A kalesa or horse-driven carriage

Whenever Someone Visits Manila For The First Time, This Is Where I Take Them

I’m talking about balikbayans or foreigners who are visiting the Philippines for the first time (or the first time in a long time). All they usually have is one whole day to spare and they’d like to experience as much Filipino culture and see as many landmarks as possible before flying to Boracay.

So I take them to Old Manila.

A kalesa or horse-driven carriage

For starters, there’s the iconic Luneta National Park, also known as Rizal Park, which is one of the infrastructures you’ll see whenever a Hollywood movie or documentary is filmed in Manila. It’s the equivalent of New York’s Statue of Liberty and Sydney’s Opera House. Around the Rizal Monument, there’s a chess plaza, Orchidarium, open-air auditorium (I used to rehearse there with my fellow Gantimpala Theater actors), and many other monuments to photograph.

UPL Building, Sta. Clara Street

You can walk, take a taxi, or for the full tourist experience, hop on a kalesa ride to the neighboring Cultural Center of the Philippines (CCP) to see if there’s a play you can watch. If not, there’s always the World Trade Center for food expos, Star City amusement park, or the neighboring parks and Manila Bay strip along Roxas Boulevard.

Roxas Blvd.
Bambike Eco Tours, Real St., Intramuros

A few minutes’ drive will take you to Intramuros, where you can go on a paid walking tour, bike tour (I recommend Bambike Tours), or as I often do, DIY it and just explore the churches and museums on my own. When you’re museum-ed out, you can drive to Mall of Asia for some serious shopping.

The Paper Tole Shop, General Luna St., Intramuros

I’ve taken so many friends and relatives to Old Manila and the itinerary is never the same. It all depends on the interests of the group and how long they can stand walking under the Manila heat. In 2009, I took my Sydney cousins to Fort Santiago, followed by a food trip around Intramuros.

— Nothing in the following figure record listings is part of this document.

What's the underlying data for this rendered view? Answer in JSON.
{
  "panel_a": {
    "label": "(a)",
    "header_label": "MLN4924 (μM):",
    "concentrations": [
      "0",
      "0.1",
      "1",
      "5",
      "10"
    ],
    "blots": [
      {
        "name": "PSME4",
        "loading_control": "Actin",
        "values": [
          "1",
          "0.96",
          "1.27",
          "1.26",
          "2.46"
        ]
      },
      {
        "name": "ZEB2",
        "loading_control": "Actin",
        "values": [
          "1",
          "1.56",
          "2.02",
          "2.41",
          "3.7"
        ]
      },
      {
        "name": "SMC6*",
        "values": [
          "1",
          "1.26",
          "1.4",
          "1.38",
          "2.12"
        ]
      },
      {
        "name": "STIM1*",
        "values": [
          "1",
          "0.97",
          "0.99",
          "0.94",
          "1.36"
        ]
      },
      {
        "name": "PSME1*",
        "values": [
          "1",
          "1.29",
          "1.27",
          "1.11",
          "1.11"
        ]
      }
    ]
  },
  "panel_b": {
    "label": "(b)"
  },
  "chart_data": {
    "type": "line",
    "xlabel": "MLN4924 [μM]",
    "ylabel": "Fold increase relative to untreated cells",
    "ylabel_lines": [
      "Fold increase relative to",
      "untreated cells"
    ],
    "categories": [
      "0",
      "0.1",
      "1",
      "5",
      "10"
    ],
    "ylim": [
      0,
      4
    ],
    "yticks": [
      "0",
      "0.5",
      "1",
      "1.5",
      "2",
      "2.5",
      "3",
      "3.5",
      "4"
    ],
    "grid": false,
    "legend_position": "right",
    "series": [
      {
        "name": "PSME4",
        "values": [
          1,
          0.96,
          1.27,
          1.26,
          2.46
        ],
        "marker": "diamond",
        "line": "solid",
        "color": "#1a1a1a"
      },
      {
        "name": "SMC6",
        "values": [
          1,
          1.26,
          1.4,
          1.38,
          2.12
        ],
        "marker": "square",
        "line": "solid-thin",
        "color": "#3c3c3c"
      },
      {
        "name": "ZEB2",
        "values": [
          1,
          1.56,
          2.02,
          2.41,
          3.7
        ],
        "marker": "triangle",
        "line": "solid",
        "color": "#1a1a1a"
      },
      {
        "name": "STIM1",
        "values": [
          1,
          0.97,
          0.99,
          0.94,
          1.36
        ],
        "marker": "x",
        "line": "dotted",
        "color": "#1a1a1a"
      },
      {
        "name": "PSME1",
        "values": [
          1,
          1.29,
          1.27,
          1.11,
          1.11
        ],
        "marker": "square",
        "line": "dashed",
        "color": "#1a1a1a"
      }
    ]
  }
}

Yes, I dared them to eat Filipino street food!

Fort Santiago, a citadel first built by Spanish conquistador, Miguel López de Legazpi for the new established city of Manila back in the day

In 2011, I co-hosted AXN’s Sony Lifestyle with Oli Pettigrew, and I took the crew on a tour around Old Manila. Our agenda included a kalesa ride in Fort Santiago, a videoke jeepney ride, and fortune telling in Quiapo.

The pipe organ in Manila Cathedral
The perfect jump shot with my cousin Alan (second from left), and his kids Samuel (third from left) and Thyra (rightmost)

Last month, my Melbourne-based cousin Alan took his family to the Philippines for the first time, and of course an Intramuros tour by Auntie Kate was in the agenda. I took them to see the pipe organ in Manila Cathedral, where the Book Stop Project happened to find its new home. We visited Fort Santiago, and when I could no longer answer their questions about Philippine history (sorry, Professor Ambeth Ocampo!), the Jose Rizal museum provided more accurate answers.

Barbara’s Heritage Restaurant, Plaza San Luis

Lunch was a Filipino buffet for just ₱500 per person at Barbara’s Heritage Restaurant. After exploring the souvenir shops around Plaza San Luis, the heat became unbearable so off to Mall of Asia we went.

The playground in Fort Santiago

My Australian bestie Aprille Love is visiting in January 2017, and we already have a Bambike tour planned. Sometimes I think I should start moonlighting as a tour guide.

What about you, dear readers? When you have a friend or relative visiting your country or city for the first time, where do you take them?